One of the most feared complications after glaucoma surgeries is hypotony and its consequences. New bleb forming devices or Minimally Penetrating Glaucoma Surgeries (MPEGS) have been developed to reduce complications like hypotony by offering a better flow control.1-3 Nevertheless, even with these innovative bleb forming surgeries that require the use of MMC, early hypotony and its consequences are still an issue.
The authors investigated the incidence of postoperative hypotony in eyes that had undergone XEN Gel Stent implantation. They also correlated the hypotony with possible risk factors (axial length, myopia, arterial hypertension). They included 170 consecutive eyes and the hypotony was defined numerically as IOP ≤ 6 mmHg. They found hypotony in 57% of the eyes.
No significant difference was found in the analyzed risk factors except for the axial length, a known risk factor for hypotony in conventional filtering surgeries. Since axial length was associated with hypotony, the authors divided the range of axial length values into four quartiles. And the eyes with the longest axial length (4th quartile) had the highest frequency of postoperative hypotony (72%) compared with the eyes with the shortest AL (1st quartile, hypotony in 28% of eyes).
The investigators hypothesized that the reason for the higher hypotony rate in longer eyes might be explained by the thinner scleral wall with potential leakage of aqueous humor adjacent to the XEN Gel Stent. However, the hypotony rate is very similar (53%) in the second eye of patients with hypotony in the first eye and the authors do not mention any modifications in the technique to prevent hypotony. If scleral characteristics conditioned the hypotony rate and surgical technique was similar a higher incidence could be expected.
Another interesting finding was that in eyes with simultaneous cataract surgery, the risk for postoperative hypotony was about 0.5-fold. However, this finding is difficult to interpret and would be interesting to know the long-term success rate in both groups as the authors only mention that there are no statistical differences in the four-week IOP.

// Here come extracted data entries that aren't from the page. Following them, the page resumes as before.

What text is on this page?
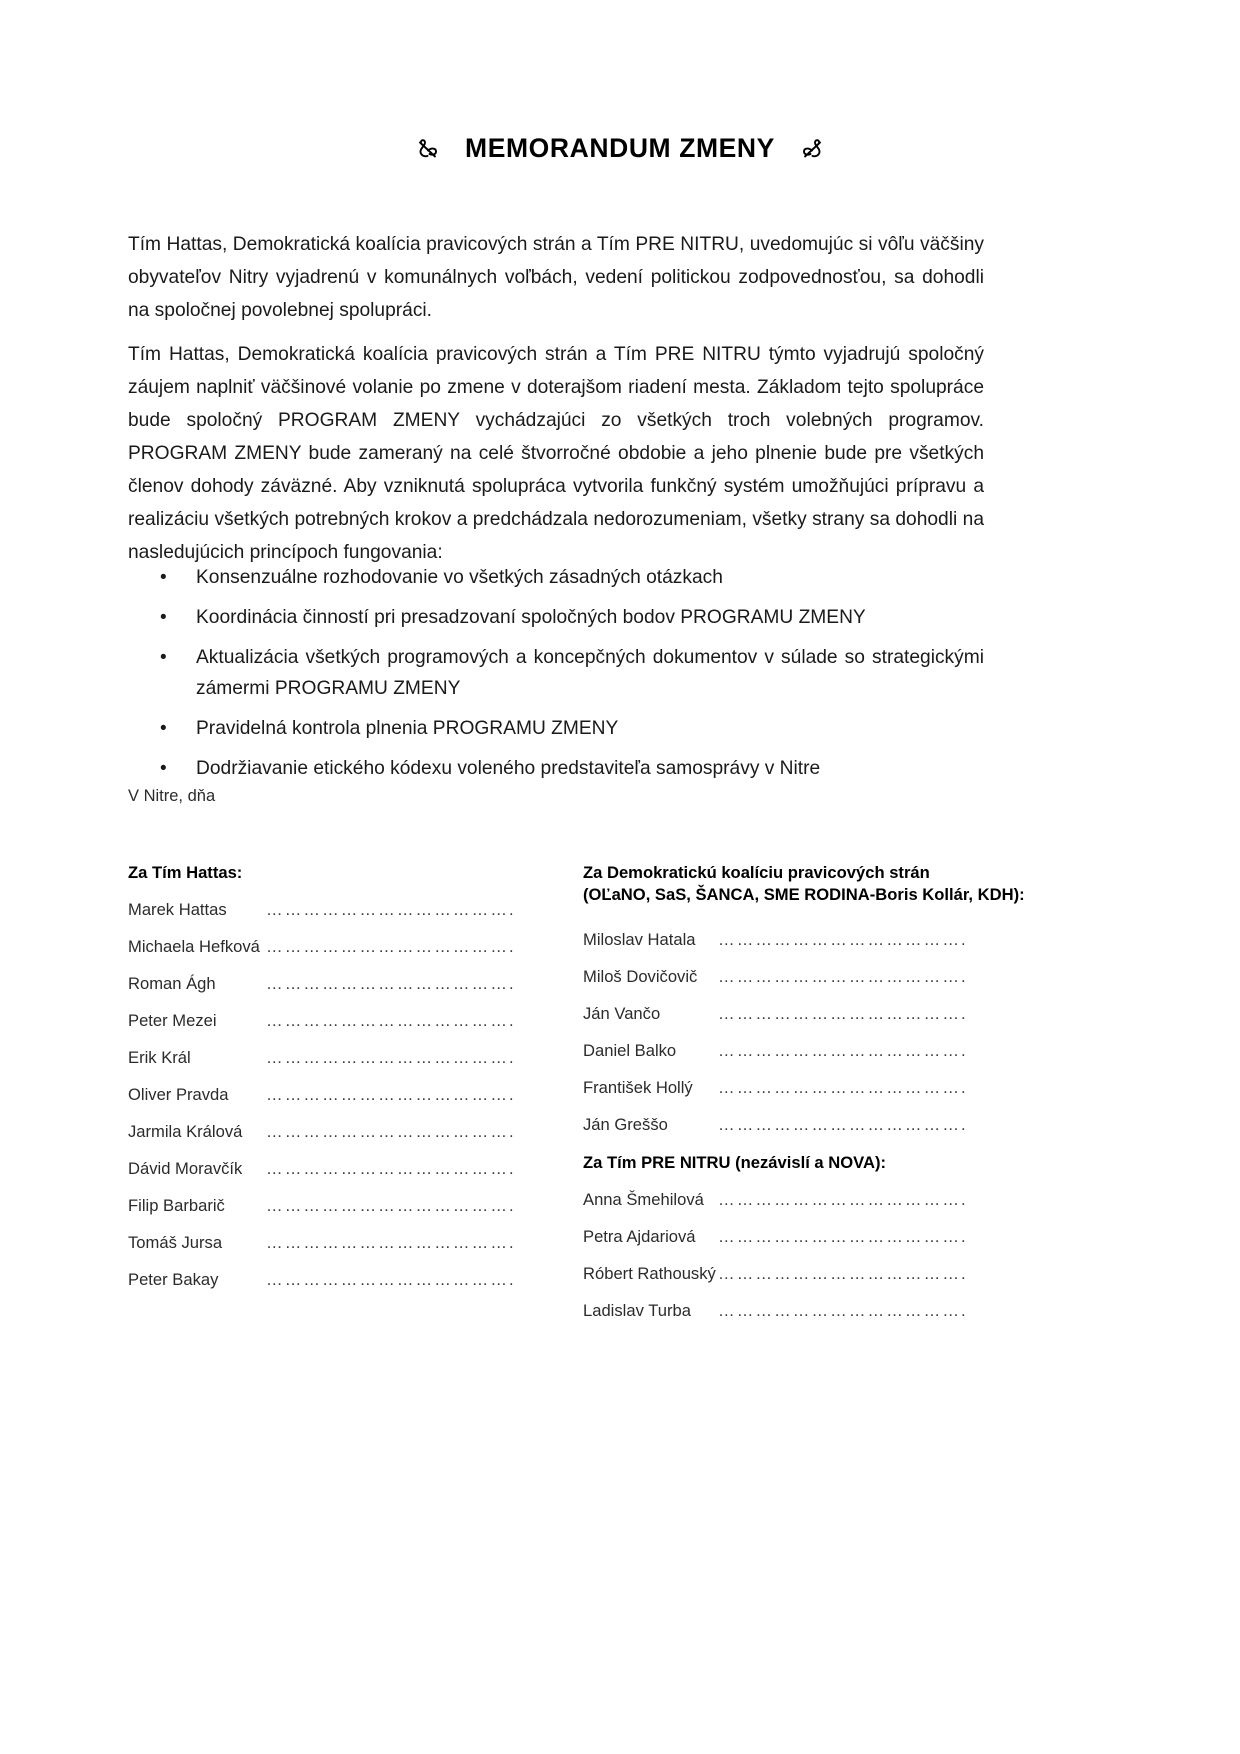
MEMORANDUM ZMENY

Tím Hattas, Demokratická koalícia pravicových strán a Tím PRE NITRU, uvedomujúc si vôľu väčšiny obyvateľov Nitry vyjadrenú v komunálnych voľbách, vedení politickou zodpovednosťou, sa dohodli na spoločnej povolebnej spolupráci.

Tím Hattas, Demokratická koalícia pravicových strán a Tím PRE NITRU týmto vyjadrujú spoločný záujem naplniť väčšinové volanie po zmene v doterajšom riadení mesta. Základom tejto spolupráce bude spoločný PROGRAM ZMENY vychádzajúci zo všetkých troch volebných programov. PROGRAM ZMENY bude zameraný na celé štvorročné obdobie a jeho plnenie bude pre všetkých členov dohody záväzné. Aby vzniknutá spolupráca vytvorila funkčný systém umožňujúci prípravu a realizáciu všetkých potrebných krokov a predchádzala nedorozumeniam, všetky strany sa dohodli na nasledujúcich princípoch fungovania:

• Konsenzuálne rozhodovanie vo všetkých zásadných otázkach
• Koordinácia činností pri presadzovaní spoločných bodov PROGRAMU ZMENY
• Aktualizácia všetkých programových a koncepčných dokumentov v súlade so strategickými zámermi PROGRAMU ZMENY
• Pravidelná kontrola plnenia PROGRAMU ZMENY
• Dodržiavanie etického kódexu voleného predstaviteľa samosprávy v Nitre
V Nitre, dňa
Za Tím Hattas:
Marek Hattas	………………………………….
Michaela Hefková ………………………………….
Roman Ágh	………………………………….
Peter Mezei	………………………………….
Erik Král	………………………………….
Oliver Pravda	………………………………….
Jarmila Králová	………………………………….
Dávid Moravčík	………………………………….
Filip Barbarič	………………………………….
Tomáš Jursa	………………………………….
Peter Bakay	………………………………….
Za Demokratickú koalíciu pravicových strán
(OĽaNO, SaS, ŠANCA, SME RODINA-Boris Kollár, KDH):
Miloslav Hatala	………………………………….
Miloš Dovičovič	………………………………….
Ján Vančo	………………………………….
Daniel Balko	………………………………….
František Hollý	………………………………….
Ján Greššo	………………………………….
Za Tím PRE NITRU (nezávislí a NOVA):
Anna Šmehilová ………………………………….
Petra Ajdariová	………………………………….
Róbert Rathouský ………………………………….
Ladislav Turba	………………………………….
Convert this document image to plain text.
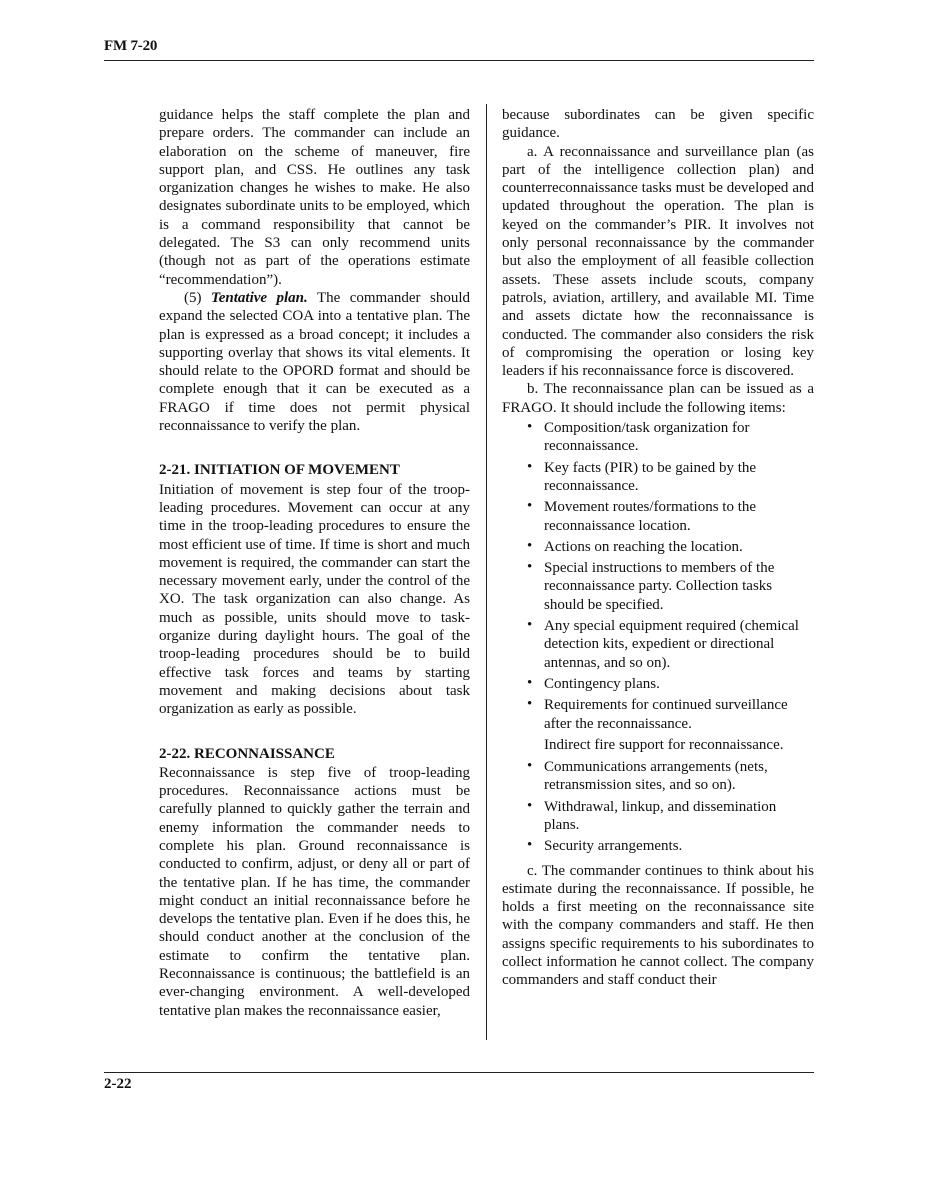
FM 7-20

guidance helps the staff complete the plan and prepare orders. The commander can include an elaboration on the scheme of maneuver, fire support plan, and CSS. He outlines any task organization changes he wishes to make. He also designates subordinate units to be employed, which is a command responsibility that cannot be delegated. The S3 can only recommend units (though not as part of the operations estimate “recommendation”).

(5) Tentative plan. The commander should expand the selected COA into a tentative plan. The plan is expressed as a broad concept; it includes a supporting overlay that shows its vital elements. It should relate to the OPORD format and should be complete enough that it can be executed as a FRAGO if time does not permit physical reconnaissance to verify the plan.

2-21. INITIATION OF MOVEMENT

Initiation of movement is step four of the troop-leading procedures. Movement can occur at any time in the troop-leading procedures to ensure the most efficient use of time. If time is short and much movement is required, the commander can start the necessary movement early, under the control of the XO. The task organization can also change. As much as possible, units should move to task-organize during daylight hours. The goal of the troop-leading procedures should be to build effective task forces and teams by starting movement and making decisions about task organization as early as possible.

2-22. RECONNAISSANCE

Reconnaissance is step five of troop-leading procedures. Reconnaissance actions must be carefully planned to quickly gather the terrain and enemy information the commander needs to complete his plan. Ground reconnaissance is conducted to confirm, adjust, or deny all or part of the tentative plan. If he has time, the commander might conduct an initial reconnaissance before he develops the tentative plan. Even if he does this, he should conduct another at the conclusion of the estimate to confirm the tentative plan. Reconnaissance is continuous; the battlefield is an ever-changing environment. A well-developed tentative plan makes the reconnaissance easier,

because subordinates can be given specific guidance.

a. A reconnaissance and surveillance plan (as part of the intelligence collection plan) and counterreconnaissance tasks must be developed and updated throughout the operation. The plan is keyed on the commander’s PIR. It involves not only personal reconnaissance by the commander but also the employment of all feasible collection assets. These assets include scouts, company patrols, aviation, artillery, and available MI. Time and assets dictate how the reconnaissance is conducted. The commander also considers the risk of compromising the operation or losing key leaders if his reconnaissance force is discovered.

b. The reconnaissance plan can be issued as a FRAGO. It should include the following items:

• Composition/task organization for reconnaissance.
• Key facts (PIR) to be gained by the reconnaissance.
• Movement routes/formations to the reconnaissance location.
• Actions on reaching the location.
• Special instructions to members of the reconnaissance party. Collection tasks should be specified.
• Any special equipment required (chemical detection kits, expedient or directional antennas, and so on).
• Contingency plans.
• Requirements for continued surveillance after the reconnaissance.

Indirect fire support for reconnaissance.

• Communications arrangements (nets, retransmission sites, and so on).
• Withdrawal, linkup, and dissemination plans.
• Security arrangements.

c. The commander continues to think about his estimate during the reconnaissance. If possible, he holds a first meeting on the reconnaissance site with the company commanders and staff. He then assigns specific requirements to his subordinates to collect information he cannot collect. The company commanders and staff conduct their

2-22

Surgeons should be aware of this risk factor for hypotony when counselling patients with long axial length about the risks of the surgery
Limitations of the study are the retrospective setting and the follow-up period of 12 months only. Also, the inclusion of both eyes in 34 patients is a possible bias. Another limitation was the fact that at a certain point, the surgery technique changed and viscoelastic (Z-HealinR) started to be instilled into the anterior chamber at the end of surgery to avoid early hypotony.
The authors concluded that surgeons should be aware of this risk factor for hypotony when counselling patients with long axial length about the risks of the surgery.